A diario se formaban unas colas interminables y a veces se producían algunos pleitos e insultos si alguien se quería colar. Generalmente esa labor la realizaban las mujeres y algunos chicos. Estos con unos ganchos de donde colgaban dos baldes y las mujeres que la acarreaban en baldes de aluminio o tallas de barro que llevaban en la cabeza, encima de un moño que hacían con un trapo de tela que les ayudaban a mantener el equilibrio. Hay que tener en cuenta que muchos de esos vecinos vivían en cuevas en la misma montaña, por lo que el trayecto era todo cuesta arriba. Sin duda ese era el motivo por lo que la gente se bañaba tan poco.

Muchos jóvenes, e incluso muchos mayores, se iban a bañar a los estanques o a la acequia, pues como dije, en las casas no había agua corriente y costaba mucho trabajo llevarla desde el pilar público. Esta agua se usaba básicamente para beber y para la comida, ademas del aseo de las mujeres y de los niños pequeños. Los días predilectos para el baño eran los domingos, pues era el único día que no trabajaban. El resto de la semana se la pasaban trabajando de sol a sol, (desde que amanecía hasta que oscurecía con un corto descanso para almorzar).

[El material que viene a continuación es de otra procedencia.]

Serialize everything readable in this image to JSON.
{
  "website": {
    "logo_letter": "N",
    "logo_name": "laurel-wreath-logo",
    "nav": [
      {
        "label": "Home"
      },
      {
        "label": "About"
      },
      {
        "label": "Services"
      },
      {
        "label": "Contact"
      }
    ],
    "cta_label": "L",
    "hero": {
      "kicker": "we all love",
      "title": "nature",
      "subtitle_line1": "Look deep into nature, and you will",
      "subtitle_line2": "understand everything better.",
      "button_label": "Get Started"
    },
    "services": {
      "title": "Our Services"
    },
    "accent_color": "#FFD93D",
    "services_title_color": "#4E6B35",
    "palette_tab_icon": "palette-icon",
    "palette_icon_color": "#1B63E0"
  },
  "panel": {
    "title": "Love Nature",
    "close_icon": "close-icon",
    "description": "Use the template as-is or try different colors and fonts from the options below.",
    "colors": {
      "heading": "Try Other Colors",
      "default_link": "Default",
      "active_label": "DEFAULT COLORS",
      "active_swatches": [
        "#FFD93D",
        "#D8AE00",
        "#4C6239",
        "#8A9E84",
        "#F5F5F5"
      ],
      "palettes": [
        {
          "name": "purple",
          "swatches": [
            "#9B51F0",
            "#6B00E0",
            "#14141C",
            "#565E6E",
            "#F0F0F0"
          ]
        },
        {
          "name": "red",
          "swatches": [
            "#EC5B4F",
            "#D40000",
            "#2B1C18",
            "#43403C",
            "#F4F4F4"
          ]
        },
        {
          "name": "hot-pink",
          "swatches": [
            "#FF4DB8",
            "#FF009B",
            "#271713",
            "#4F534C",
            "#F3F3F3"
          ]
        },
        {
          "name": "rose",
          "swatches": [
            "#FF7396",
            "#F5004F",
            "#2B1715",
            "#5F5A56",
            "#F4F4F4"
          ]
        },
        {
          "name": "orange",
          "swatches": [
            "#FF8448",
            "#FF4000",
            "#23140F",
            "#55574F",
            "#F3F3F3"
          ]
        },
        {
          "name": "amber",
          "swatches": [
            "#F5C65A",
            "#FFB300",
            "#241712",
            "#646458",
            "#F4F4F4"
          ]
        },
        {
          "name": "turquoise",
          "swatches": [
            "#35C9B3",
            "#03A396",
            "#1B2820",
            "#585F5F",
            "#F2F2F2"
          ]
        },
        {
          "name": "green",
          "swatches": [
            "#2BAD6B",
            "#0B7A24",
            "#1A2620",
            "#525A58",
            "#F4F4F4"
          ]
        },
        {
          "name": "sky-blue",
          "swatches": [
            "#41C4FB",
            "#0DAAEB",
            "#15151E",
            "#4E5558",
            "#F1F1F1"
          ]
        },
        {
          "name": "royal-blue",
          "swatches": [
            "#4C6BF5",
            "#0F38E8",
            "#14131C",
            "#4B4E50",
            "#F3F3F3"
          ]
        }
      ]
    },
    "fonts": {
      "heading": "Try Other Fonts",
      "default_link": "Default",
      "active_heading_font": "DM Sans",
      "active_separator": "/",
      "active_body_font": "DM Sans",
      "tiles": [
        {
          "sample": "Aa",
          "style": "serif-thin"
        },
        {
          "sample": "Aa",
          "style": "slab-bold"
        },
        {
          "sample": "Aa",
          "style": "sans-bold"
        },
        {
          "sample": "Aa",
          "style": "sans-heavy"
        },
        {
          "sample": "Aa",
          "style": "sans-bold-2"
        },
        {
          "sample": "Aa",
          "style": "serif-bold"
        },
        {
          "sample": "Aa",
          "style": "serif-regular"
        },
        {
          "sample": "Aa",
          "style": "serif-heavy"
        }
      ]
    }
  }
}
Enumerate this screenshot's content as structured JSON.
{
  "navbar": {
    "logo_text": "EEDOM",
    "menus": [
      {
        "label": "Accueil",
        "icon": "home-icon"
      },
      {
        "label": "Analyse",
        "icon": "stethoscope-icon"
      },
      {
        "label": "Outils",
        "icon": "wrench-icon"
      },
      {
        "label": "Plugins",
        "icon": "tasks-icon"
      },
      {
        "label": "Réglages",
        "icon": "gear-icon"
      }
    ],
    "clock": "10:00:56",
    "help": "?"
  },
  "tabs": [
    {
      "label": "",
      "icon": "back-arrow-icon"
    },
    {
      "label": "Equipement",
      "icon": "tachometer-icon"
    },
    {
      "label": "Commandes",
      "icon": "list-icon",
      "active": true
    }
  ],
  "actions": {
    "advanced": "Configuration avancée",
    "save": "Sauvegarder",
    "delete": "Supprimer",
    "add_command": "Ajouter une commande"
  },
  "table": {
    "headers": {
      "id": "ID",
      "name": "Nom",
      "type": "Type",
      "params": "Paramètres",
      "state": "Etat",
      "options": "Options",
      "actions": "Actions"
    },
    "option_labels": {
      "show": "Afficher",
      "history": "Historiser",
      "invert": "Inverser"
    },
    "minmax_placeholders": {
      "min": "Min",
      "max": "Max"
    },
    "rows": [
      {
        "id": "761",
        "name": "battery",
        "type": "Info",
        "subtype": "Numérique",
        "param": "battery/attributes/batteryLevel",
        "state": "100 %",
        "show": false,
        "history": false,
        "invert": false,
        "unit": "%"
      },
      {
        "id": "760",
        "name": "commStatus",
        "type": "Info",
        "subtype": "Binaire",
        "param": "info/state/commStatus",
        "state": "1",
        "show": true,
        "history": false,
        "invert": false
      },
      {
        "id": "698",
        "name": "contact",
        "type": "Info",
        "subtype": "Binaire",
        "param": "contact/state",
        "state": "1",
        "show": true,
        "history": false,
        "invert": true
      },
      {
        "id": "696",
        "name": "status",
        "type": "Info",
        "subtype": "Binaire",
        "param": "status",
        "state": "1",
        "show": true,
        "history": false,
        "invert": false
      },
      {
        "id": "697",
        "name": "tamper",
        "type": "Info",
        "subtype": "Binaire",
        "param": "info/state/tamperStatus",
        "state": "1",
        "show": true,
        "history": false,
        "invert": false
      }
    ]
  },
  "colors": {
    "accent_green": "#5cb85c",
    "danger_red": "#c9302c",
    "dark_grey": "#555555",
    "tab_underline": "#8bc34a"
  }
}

Nosotros, cuando vivíamos en la casa alquilada, nos suministrábamos el agua de la casa de mis abuelos maternos que llevábamos mi hermano y yo en ganchos. Mi madre nos obligaba a lavarnos a diario las partes vistas y los sábados nos bañábamos el cuerpo entero.

La acequia a la que hago referencia tenía mucha importancia en el barrio, pues al no tenerse agua corriente en las casas las mujeres iban a ella a lavar la ropa en unos lavaderos que se habían construido para tal efecto El día predilecto para lavar la ropa eran los lunes. Ese día estaban los lavaderos a rebosar e incluso habían colas. Allí mismo, al lado de ellas, tendían la ropa y ya se las llevaban limpias y secas para sus casas. Luego tocaba plancharlas con aquellas planchas enormes de hierro que se calentaban con carbón ardiendo en el interior. El día favorito para planchar eran los jueves.

La acequia era propiedad de La Heredad de Aguas de Gáldar y había un vigilante que se llamaba Virgilio que se pasaba todo el día yendo y viniendo por todo el largo de la acequia, para que no le robaran el agua durante su largo recorrido, desde los altos de Guía hasta Gáldar. También era el encargado de hacer la distribución a los diferentes accionistas.

Lo de los baños de los chicos tenía un riesgo, pues para poder bañarse hacían una especie de balsa con rolos podridos de plataneras para que subiera el nivel del agua, pues a veces el cauce, sobre todo en verano, no era muy cuantioso. Lo que sucedía luego era que Virgilio, cuando se encontraba cauce abajo, desde que detectaba la falta del agua tiraba a correr por la acequia hasta que daba con los chicos que la habían cortado para darse un buen baño. Entonces había que correr en pelotas con la ropa y el jabón lagarto bajo el brazo porque siempre llevaba una vara de mimbre que al que cogía se la dejaba señalada en el culo. La verdad es que casi nunca sorprendía a ninguno pues los bañistas apostaban a un vigilante que les avisaba con tiempo de la llegada de Virgilio, que se cogía unos cabreos enormes.

A la muerte de mis abuelos, los herederos vendieron la casa a una prima que la dividió y vendió la parte trasera, la mitad más o menos. Yo creo que con esa venta recuperó con creces la inversión en la compra. La parte delantera, donde vivía, ya era una casa bastante grande y a su muerte al no haber tenido hijos la donó al Ayuntamiento de Guia que recientemente la ha transformado en “Centro Polivalente Casa Margarita”, en honor a su nombre, que acoge actividades de tipo “Socio-Culturales y Formativas”.

!Por fin un local donde reunirse!.

Y esta es a grandes rasgos como era la vida en mi barrio en aquellos tiempos. Hoy en día el barrio tiene de todo y está muy bonito. Hasta las distancias parecen más cortas con el asfaltado de sus calles, las cuales ya tienen incluso  nombres.